C'est peu dire que le sujet des travaux bat son plein depuis quelques mois. Bien sûr, s'agissant des travaux de rénovation énergétique, mais comme lors de la crise sanitaire, des travaux d'aménagement ou encore des travaux d'extension. Il faut distinguer les travaux dits « lourds » des travaux d'embellissement ou de rafraichissement. Les travaux lourds sont ceux qui touchent à la structure d'un bien immobilier (agrandissement, rénovation importante) et sont assimilés bien souvent au bâti lui-même. Les autres travaux, tels que les peintures, l'équipement ou encore l'aménagement d'une pièce sont des dépenses « d'agrément ». On aura forcément quelques exceptions dans les travaux d'agrément, dès lors que leur prix est élevé ou peut impacter la surface bâtie. Si je fais ce préalable, c'est que les financeurs en tiennent compte dans l'offre de prêt qu'ils vont faire. Et ce d'autant plus que la législation sur la protection de l'emprunteur n'est pas la même selon la nature du prêt consenti.
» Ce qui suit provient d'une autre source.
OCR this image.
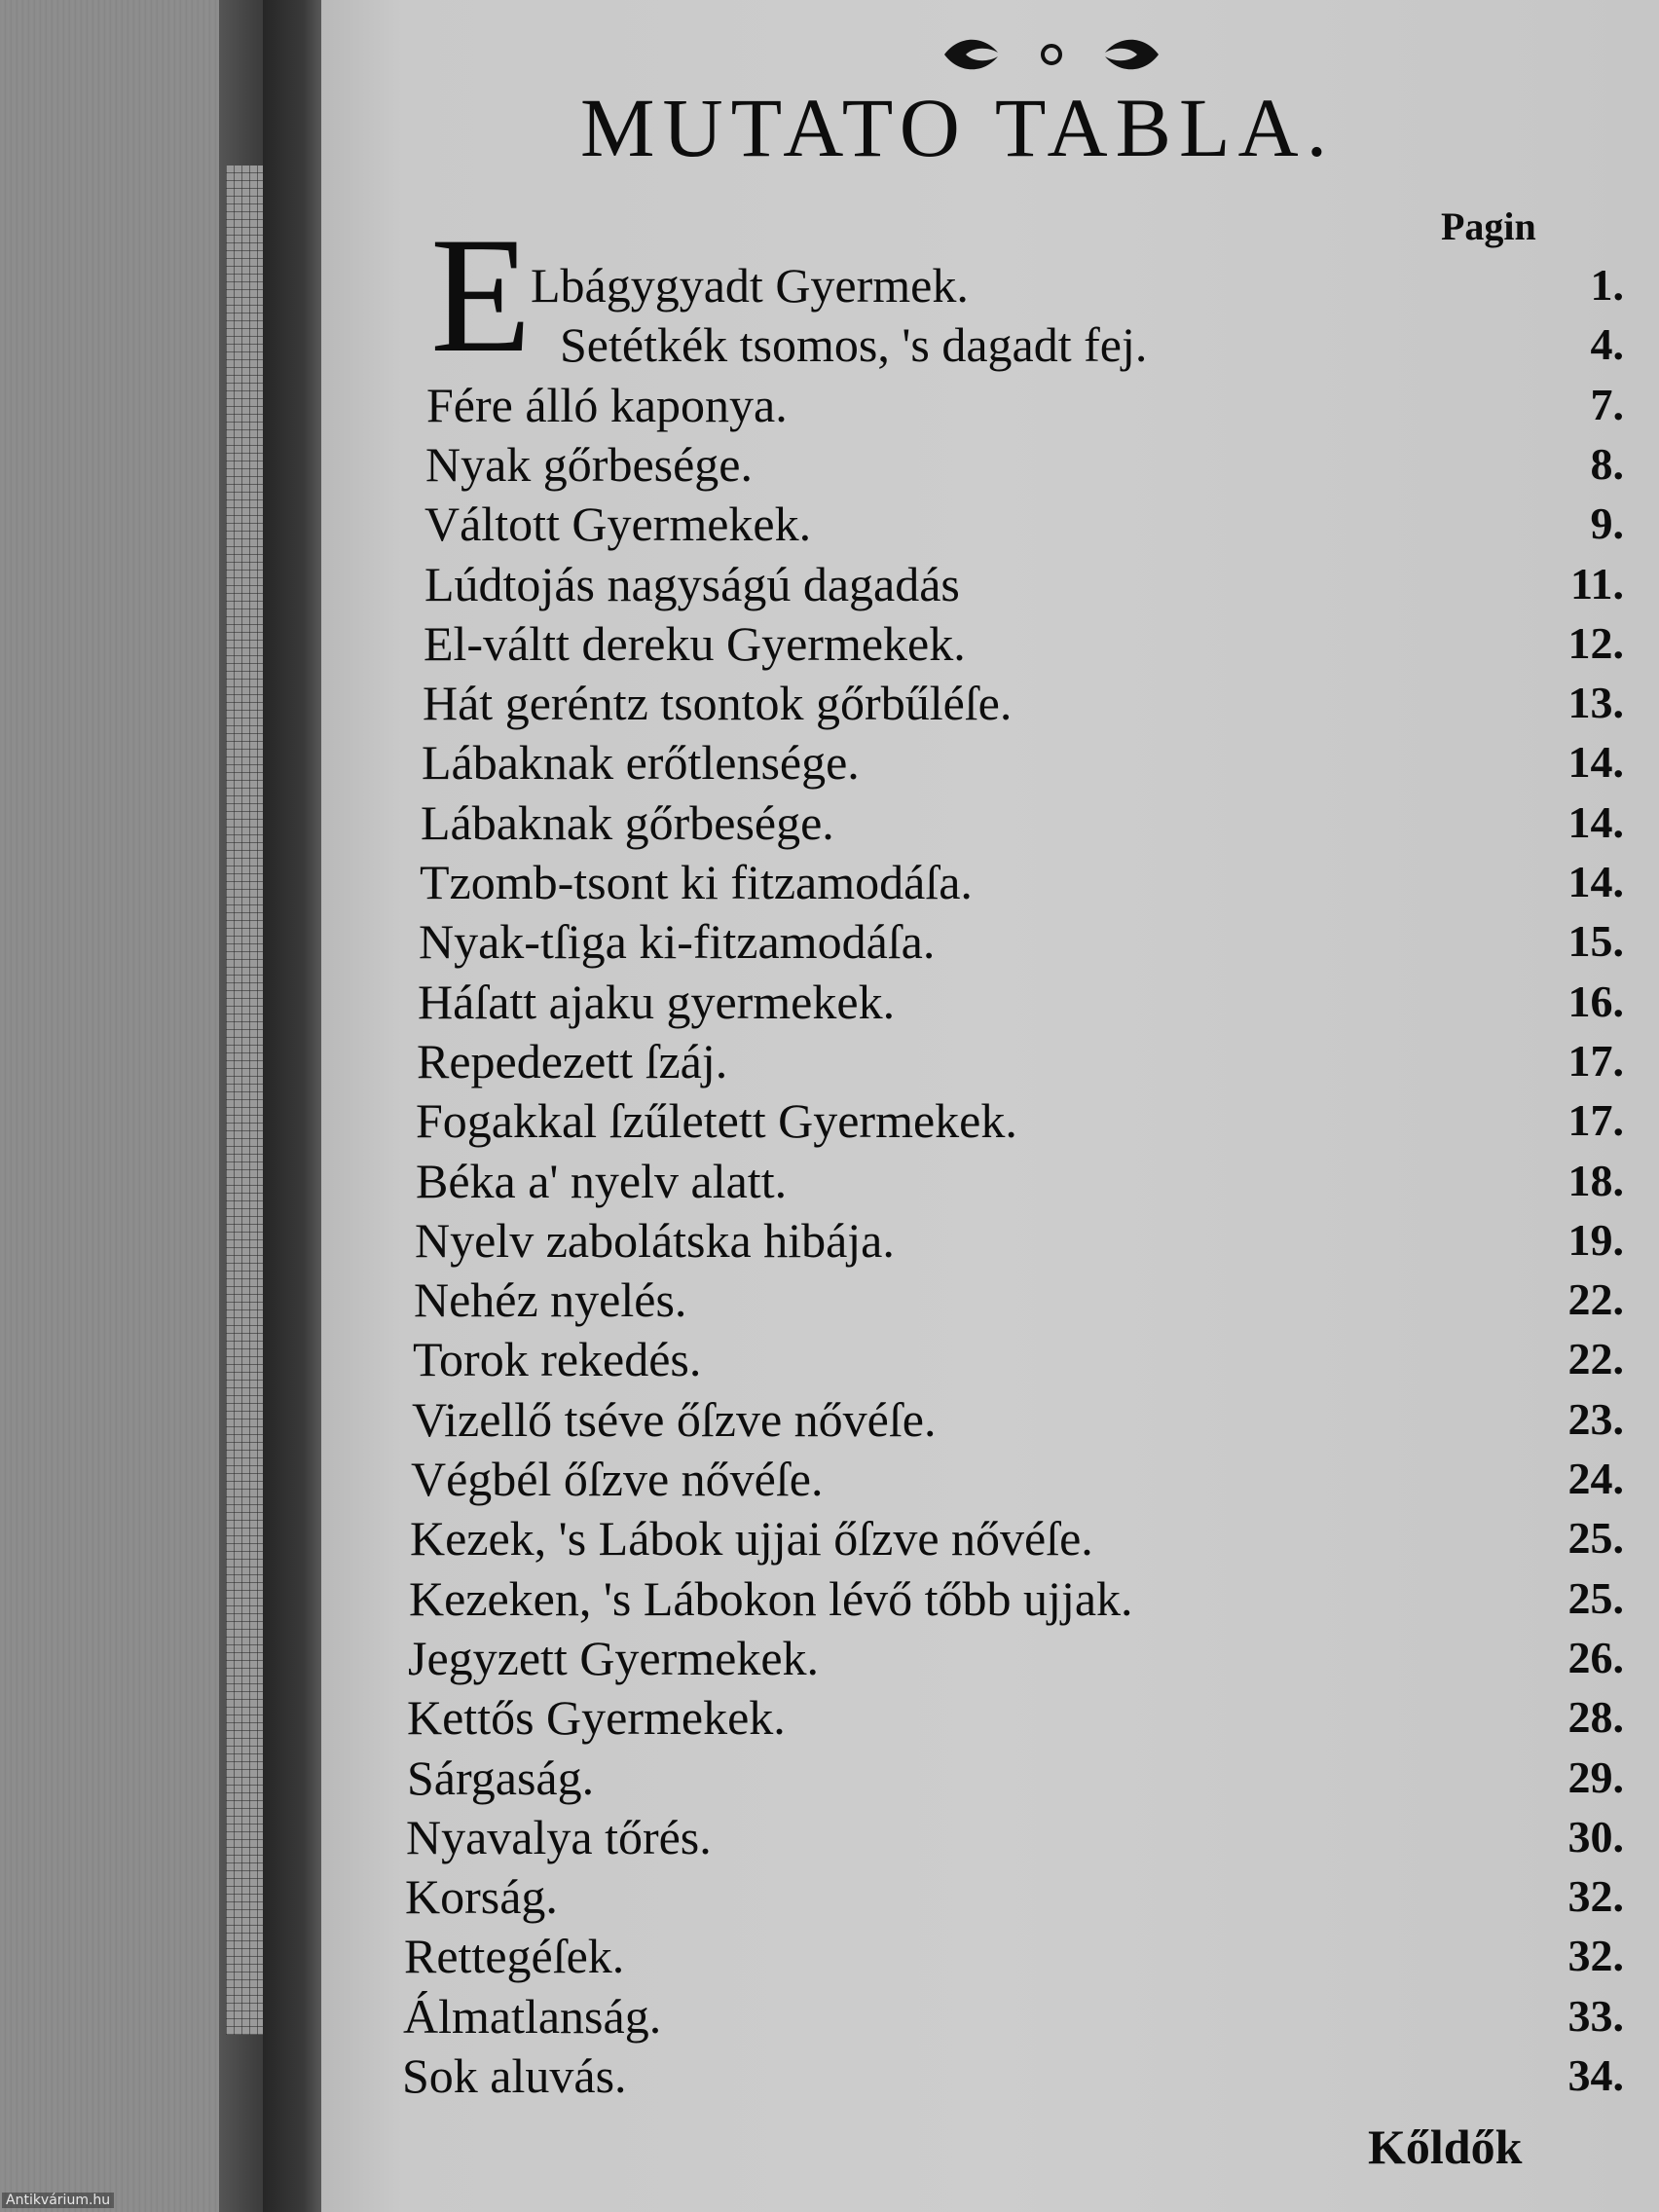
MUTATO TABLA.
Pagin
E Lbágygyadt Gyermek.	1.
Setétkék tsomos, 's dagadt fej.	4.
Fére álló kaponya.	7.
Nyak gőrbesége.	8.
Váltott Gyermekek.	9.
Lúdtojás nagyságú dagadás	11.
El-váltt dereku Gyermekek.	12.
Hát geréntz tsontok gőrbűléſe.	13.
Lábaknak erőtlensége.	14.
Lábaknak gőrbesége.	14.
Tzomb-tsont ki fitzamodáſa.	14.
Nyak-tſiga ki-fitzamodáſa.	15.
Háſatt ajaku gyermekek.	16.
Repedezett ſzáj.	17.
Fogakkal ſzűletett Gyermekek.	17.
Béka a' nyelv alatt.	18.
Nyelv zabolátska hibája.	19.
Nehéz nyelés.	22.
Torok rekedés.	22.
Vizellő tséve őſzve nővéſe.	23.
Végbél őſzve nővéſe.	24.
Kezek, 's Lábok ujjai őſzve nővéſe.	25.
Kezeken, 's Lábokon lévő tőbb ujjak.	25.
Jegyzett Gyermekek.	26.
Kettős Gyermekek.	28.
Sárgaság.	29.
Nyavalya tőrés.	30.
Korság.	32.
Rettegéſek.	32.
Álmatlanság.	33.
Sok aluvás.	34.
Kőldők
Antikvárium.hu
Recadrons une idée reçue que la durée maximale d'un prêt à la consommation, pour des travaux d'agrément, est forcément courte. Si elle l'est, c'est surtout que l'impact des travaux réalisés est faible sur la valeur hypothécaire du bien, et que donc la vitesse de remboursement doit être inférieure à celle de l'amortissement d'un ensemble bâti. Mais une banque peut très bien faire un prêt à la consommation sur une durée de 15 ans. Or, ce qui caractérise souvent le prêt à la consommation, c'est sa souplesse de mise en place et son absence de garantie, sauf dans le cas de prêt affecté (pour un bien pouvant être récupéré/saisi et revendu). On voit bien là que de financer des travaux de peinture ou des mobiliers légers ne confiera pas une valeur de garantie au prêteur.
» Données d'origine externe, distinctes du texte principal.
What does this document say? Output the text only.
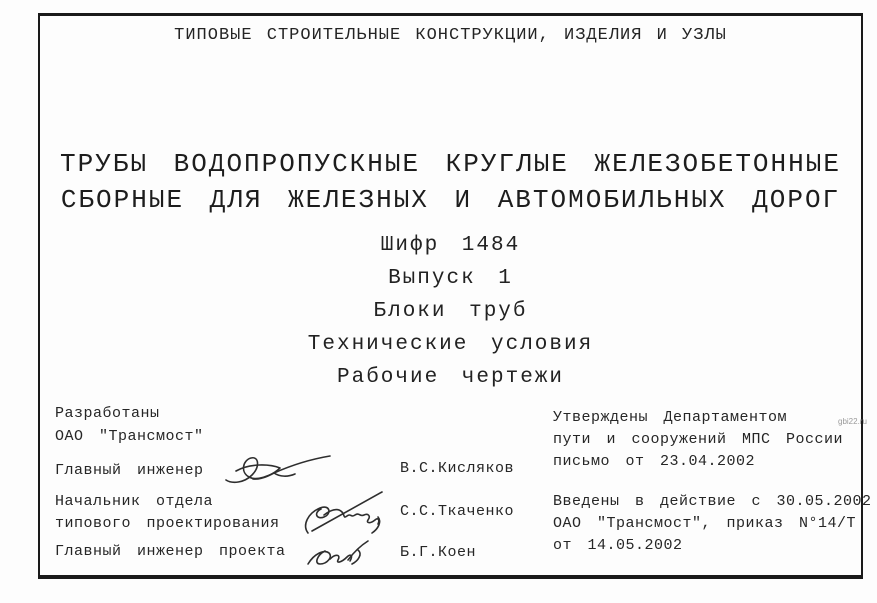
ТИПОВЫЕ СТРОИТЕЛЬНЫЕ КОНСТРУКЦИИ, ИЗДЕЛИЯ И УЗЛЫ
ТРУБЫ ВОДОПРОПУСКНЫЕ КРУГЛЫЕ ЖЕЛЕЗОБЕТОННЫЕ
СБОРНЫЕ ДЛЯ ЖЕЛЕЗНЫХ И АВТОМОБИЛЬНЫХ ДОРОГ
Шифр 1484
Выпуск 1
Блоки труб
Технические условия
Рабочие чертежи
Разработаны
ОАО "Трансмост"
Главный инженер	В.С.Кисляков
Начальник отдела
типового проектирования
С.С.Ткаченко
Главный инженер проекта	Б.Г.Коен
Утверждены Департаментом
пути и сооружений МПС России
письмо от 23.04.2002
Введены в действие с 30.05.2002
ОАО "Трансмост", приказ N°14/Т
от 14.05.2002
gbi22.ru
Pour des travaux d'aménagement, et encore plus si l'emprunteur est celui qui réalise les travaux, la banque proposera très souvent un prêt personnel non affecté. Rapidité de mise en place, une fourniture a minima de justificatifs (devis, facture proforma de matériaux...) voire sans justification spécifique. Le crédit sera amortissable sur une durée généralement comprise entre 2 et 7 ans, et sans garantie. Seule une assurance sera réclamée, et la réglementation sur l'endettement respectée.
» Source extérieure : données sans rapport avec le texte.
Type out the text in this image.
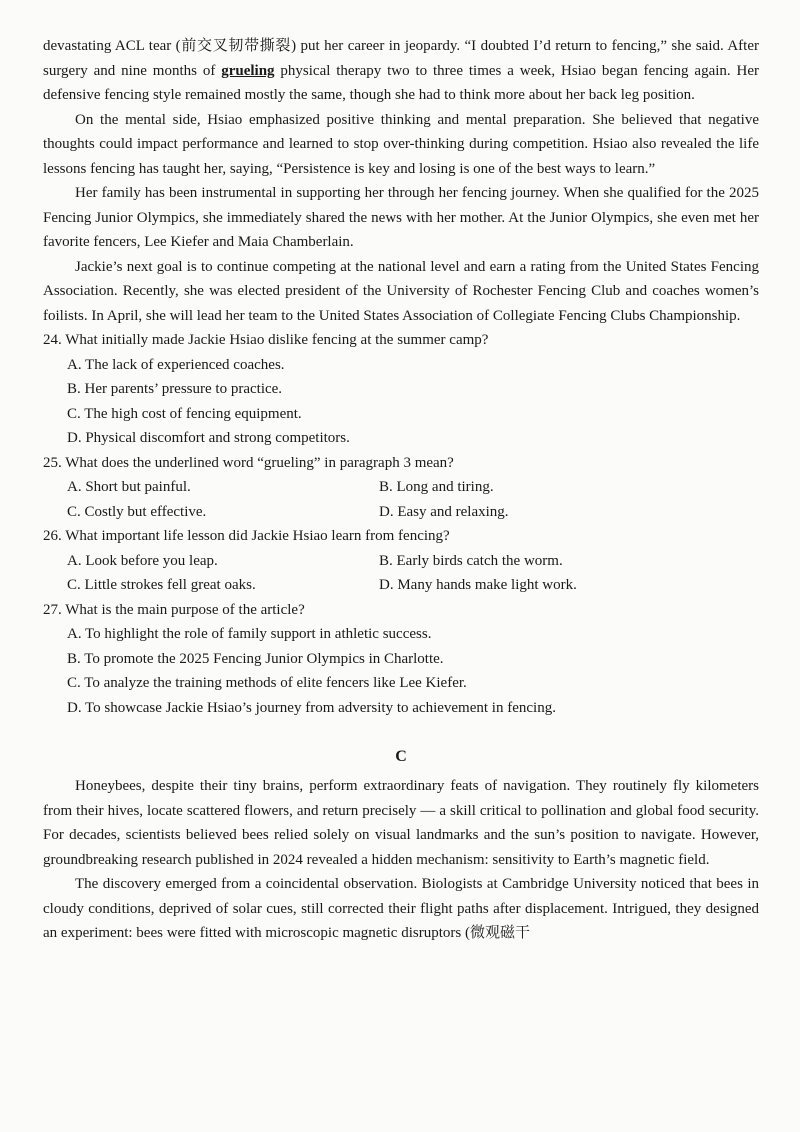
devastating ACL tear (前交叉韧带撕裂) put her career in jeopardy. “I doubted I’d return to fencing,” she said. After surgery and nine months of grueling physical therapy two to three times a week, Hsiao began fencing again. Her defensive fencing style remained mostly the same, though she had to think more about her back leg position.

On the mental side, Hsiao emphasized positive thinking and mental preparation. She believed that negative thoughts could impact performance and learned to stop over-thinking during competition. Hsiao also revealed the life lessons fencing has taught her, saying, “Persistence is key and losing is one of the best ways to learn.”

Her family has been instrumental in supporting her through her fencing journey. When she qualified for the 2025 Fencing Junior Olympics, she immediately shared the news with her mother. At the Junior Olympics, she even met her favorite fencers, Lee Kiefer and Maia Chamberlain.

Jackie’s next goal is to continue competing at the national level and earn a rating from the United States Fencing Association. Recently, she was elected president of the University of Rochester Fencing Club and coaches women’s foilists. In April, she will lead her team to the United States Association of Collegiate Fencing Clubs Championship.

24. What initially made Jackie Hsiao dislike fencing at the summer camp?

A. The lack of experienced coaches.

B. Her parents’ pressure to practice.

C. The high cost of fencing equipment.

D. Physical discomfort and strong competitors.

25. What does the underlined word “grueling” in paragraph 3 mean?

A. Short but painful.	B. Long and tiring.
C. Costly but effective.	D. Easy and relaxing.

26. What important life lesson did Jackie Hsiao learn from fencing?

A. Look before you leap.	B. Early birds catch the worm.
C. Little strokes fell great oaks.	D. Many hands make light work.

27. What is the main purpose of the article?

A. To highlight the role of family support in athletic success.

B. To promote the 2025 Fencing Junior Olympics in Charlotte.

C. To analyze the training methods of elite fencers like Lee Kiefer.

D. To showcase Jackie Hsiao’s journey from adversity to achievement in fencing.

C

Honeybees, despite their tiny brains, perform extraordinary feats of navigation. They routinely fly kilometers from their hives, locate scattered flowers, and return precisely — a skill critical to pollination and global food security. For decades, scientists believed bees relied solely on visual landmarks and the sun’s position to navigate. However, groundbreaking research published in 2024 revealed a hidden mechanism: sensitivity to Earth’s magnetic field.

The discovery emerged from a coincidental observation. Biologists at Cambridge University noticed that bees in cloudy conditions, deprived of solar cues, still corrected their flight paths after displacement. Intrigued, they designed an experiment: bees were fitted with microscopic magnetic disruptors (微观磁干
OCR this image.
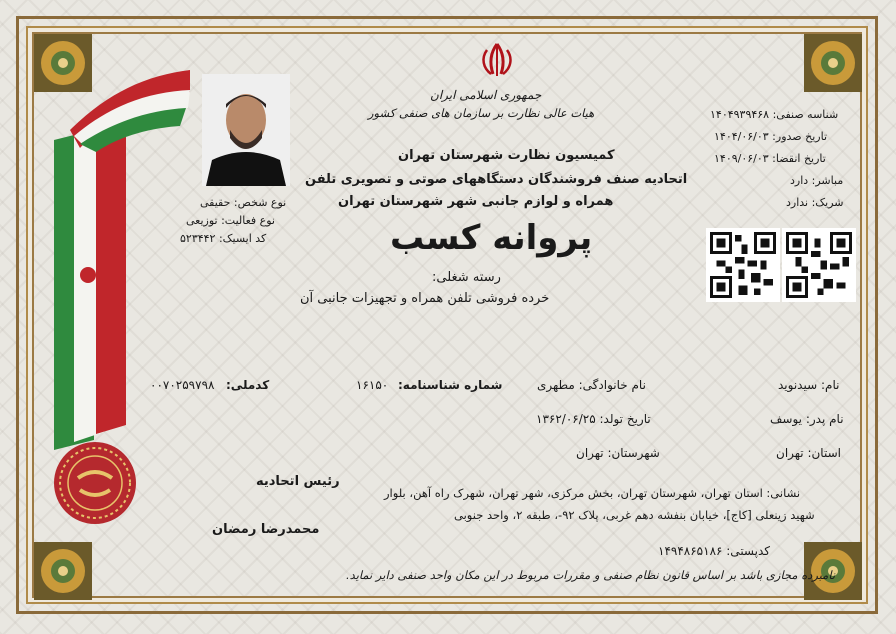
جمهوری اسلامی ایران
هیات عالی نظارت بر سازمان های صنفی کشور
کمیسیون نظارت شهرستان تهران
اتحادیه صنف فروشندگان دستگاههای صوتی و تصویری تلفن
همراه و لوازم جانبی شهر شهرستان تهران
پروانه کسب
رسته شغلی:
خرده فروشی تلفن همراه و تجهیزات جانبی آن
شناسه صنفی: ۱۴۰۴۹۳۹۴۶۸
تاریخ صدور: ۱۴۰۴/۰۶/۰۳
تاریخ انقضا: ۱۴۰۹/۰۶/۰۳
مباشر: دارد
شریک: ندارد
نوع شخص: حقیقی
نوع فعالیت: توزیعی
کد ایسیک: ۵۲۳۴۴۲
نام: سیدنوید
نام خانوادگی: مطهری
شماره شناسنامه:
۱۶۱۵۰
کدملی:
۰۰۷۰۲۵۹۷۹۸
نام پدر: یوسف
تاریخ تولد: ۱۳۶۲/۰۶/۲۵
استان: تهران
شهرستان: تهران
رئیس اتحادیه
محمدرضا رمضان
نشانی: استان تهران، شهرستان تهران، بخش مرکزی، شهر تهران، شهرک راه آهن، بلوار
شهید زینعلی [کاج]، خیابان بنفشه دهم غربی، پلاک ۹۲-، طبقه ۲، واحد جنوبی
کدپستی: ۱۴۹۴۸۶۵۱۸۶
نامبرده مجازی باشد بر اساس قانون نظام صنفی و مقررات مربوط در این مکان واحد صنفی دایر نماید.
Si l'emprunteur est dans une situation d'endettement déjà élevée, certains établissements spécialisés, via des courtiers la plupart du temps, pourront proposer de regrouper les crédits déjà en cours, pour réétaler l'ensemble des dettes, en y ajoutant les fonds nécessaires à la réalisation du projet.
Dans le cas des travaux de rénovation énergétique, si l'emprunteur fait appel à des subventions ou des prêts aidés (Action logement, ANAH, MaPrimeRénov'...), le prêteur s'attachera à structurer le prêt (sauf s'il est d'un montant modeste) en fonction du versement des aides.
Pour tout ce qui va concerner des travaux « lourds », le prêteur va tout d'abord exiger des éléments complémentaires en fonction de la nature de ces travaux : permis de construire, lettre de mission d'architecte, déclaration préalable de travaux, accord de la copropriété... Si ces travaux sont susceptibles de fragiliser le bâti, le prêteur exigera qu'une assurance couvrant le dommage à l'ouvrage soit souscrite. Enfin, si le prêt sollicité concerne des aides ou un encadrement réglementaire spécifique (Eco PTZ par exemple), il vérifiera que le devis est bien fourni par une entreprise labelisée RGE.
L'offre de prêt sera assimilée très souvent à un crédit immobilier, tant en ce qui concerne la durée de remboursement que la garantie. Se posera alors le sujet de la superposition des garanties sur le bien. Difficile de demander à un banquier de prêter une forte somme sur un bien dont la valeur vénale ne permettrait pas de rembourser, et son crédit et celui du précédent financeur. Ceci vaut qu'on supporte une garantie hypothécaire ou la caution d'une société de cautionnement mutuel. C'est pourquoi, le crédit aura plus de probabilité d'être accepté par le banquier qui avait financé le bâti. Ou alors le nouveau banquier pourrait demander à refinancer le capital restant dû du /des crédit(s) toujours en cours, pour maitriser la totalité de la créance sur le bien, avec les indemnités de remboursement anticipé lié par la même occasion.
Engager des travaux peut engendrer des contraintes que l'emprunteur n'avait pas forcément perçues au départ, et doit préparer son projet comme pour un achat. Toutefois, n'oublions pas que des travaux réguliers permettent de préserver la valeur patrimoniale d'un logement, sans compter que sur l'investissement locatif, cela emportera d'autres conséquences fiscales et économiques au moins aussi importantes.